Yes ... and there are some really moving stories in there, too. Like my great great grandmother Emily Cass Stephenson (nee Holcomb). She was born in the East End of London in 1860. Her father died when she was 7. Her mother went into service in a village just outside Newmarket (where she had grown up) and Emily and her sister were sent to live with their grandparents (one with each pair).
Emily went to live with Ambrose and Sarah Frost at the Swan Inn in Exning. Her grandfather Ambrose died when she was 9, and her grandmother Sarah when she was 15. She then joined her sister living with her other grandparents, Anthony and Martha Holcomb, in Chippenham (not the one in Wiltshire, but another village to the North of Newmarket). Two years later, Martha Holcomb died too (Anthony, however, was to live for another 30 years, and didn't die until he was 98 and a great great grandfather!!)

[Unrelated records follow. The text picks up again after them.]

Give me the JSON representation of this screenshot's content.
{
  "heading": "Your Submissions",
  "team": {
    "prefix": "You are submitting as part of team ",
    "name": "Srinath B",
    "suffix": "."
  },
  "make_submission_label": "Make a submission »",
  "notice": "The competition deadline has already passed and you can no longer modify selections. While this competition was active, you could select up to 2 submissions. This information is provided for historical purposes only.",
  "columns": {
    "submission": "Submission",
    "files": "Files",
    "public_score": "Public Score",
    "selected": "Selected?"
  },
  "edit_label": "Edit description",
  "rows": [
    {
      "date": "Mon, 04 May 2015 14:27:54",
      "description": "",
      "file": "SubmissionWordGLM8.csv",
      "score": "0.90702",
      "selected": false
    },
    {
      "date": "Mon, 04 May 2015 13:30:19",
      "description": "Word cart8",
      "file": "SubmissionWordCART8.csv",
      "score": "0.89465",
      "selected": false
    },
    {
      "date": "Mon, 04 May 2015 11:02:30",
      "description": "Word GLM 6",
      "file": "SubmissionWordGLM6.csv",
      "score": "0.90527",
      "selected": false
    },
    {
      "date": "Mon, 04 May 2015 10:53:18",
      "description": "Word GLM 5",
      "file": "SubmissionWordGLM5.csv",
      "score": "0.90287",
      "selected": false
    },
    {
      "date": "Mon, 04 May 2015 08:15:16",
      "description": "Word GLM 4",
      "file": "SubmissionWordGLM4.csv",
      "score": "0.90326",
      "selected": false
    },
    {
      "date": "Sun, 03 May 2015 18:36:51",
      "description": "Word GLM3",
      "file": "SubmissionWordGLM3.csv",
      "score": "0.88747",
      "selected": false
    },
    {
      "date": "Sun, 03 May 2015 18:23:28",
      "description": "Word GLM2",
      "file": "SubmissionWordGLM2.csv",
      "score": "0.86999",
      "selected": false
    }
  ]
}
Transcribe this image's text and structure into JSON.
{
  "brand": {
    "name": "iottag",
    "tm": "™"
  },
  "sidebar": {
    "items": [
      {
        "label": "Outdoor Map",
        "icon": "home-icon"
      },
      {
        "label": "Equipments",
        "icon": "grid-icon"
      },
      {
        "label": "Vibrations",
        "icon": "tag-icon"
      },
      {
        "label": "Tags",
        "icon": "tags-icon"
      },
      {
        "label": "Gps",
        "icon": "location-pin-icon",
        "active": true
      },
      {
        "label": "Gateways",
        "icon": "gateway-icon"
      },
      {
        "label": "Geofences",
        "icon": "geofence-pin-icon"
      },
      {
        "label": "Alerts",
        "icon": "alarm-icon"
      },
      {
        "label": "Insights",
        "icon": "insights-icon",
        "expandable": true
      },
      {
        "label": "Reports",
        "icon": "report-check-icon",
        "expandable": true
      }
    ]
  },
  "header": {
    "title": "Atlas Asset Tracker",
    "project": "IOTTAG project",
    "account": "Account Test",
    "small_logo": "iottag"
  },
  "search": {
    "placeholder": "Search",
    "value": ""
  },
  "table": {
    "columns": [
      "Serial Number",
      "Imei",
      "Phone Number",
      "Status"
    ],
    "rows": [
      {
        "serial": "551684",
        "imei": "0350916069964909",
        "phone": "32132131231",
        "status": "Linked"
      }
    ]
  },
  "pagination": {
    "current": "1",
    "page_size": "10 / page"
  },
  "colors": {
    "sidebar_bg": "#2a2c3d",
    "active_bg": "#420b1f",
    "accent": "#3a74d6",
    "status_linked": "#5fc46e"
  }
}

In 1883 Emily became pregnant to Charles James Christopher Stephenson, the son of a Newmarket baker. She went to London and became a barmaid at an inn in Camberwell, and it is here that her daughter Myrah Cass Stephenson Holcomb was born. She then married Myrah's father (in Hendon, for some reason ... still a bit of detective work to do to figure out why) and they returned to the Newmarket area, taking a pub in a village South of Newmarket where they were licensed victuallers and bakers (each, no doubt, contributing their own particular expertise to the venture). The young Myrah Cass Stephenson Holcomb simply dropped the "Holcomb" family name after her parents were married. If asked, her parents could truthfully say that she had ALWAYS been called Myrah Cass Stephenson (the truth and nothing but the truth ... just not the whole truth) thereby concealing the illegitimacy (and also, I should say, making it a devil of a job to piece this one together: in both of her childhood censuses Myrah is somewhere other than with her parents, and is listed as May not Myrah. They don't always make it easy for us, do they?)
Myrah in due course married my great grandfather Frank Whitney Hardwick, and in due course my own mother was named Myra (but without the ~h) after her grandmother.
I really feel for my great great grandma Emily. I think she had a tough time. But I also sense ... although I cannot really explain why ... that for all that, she was happy in life!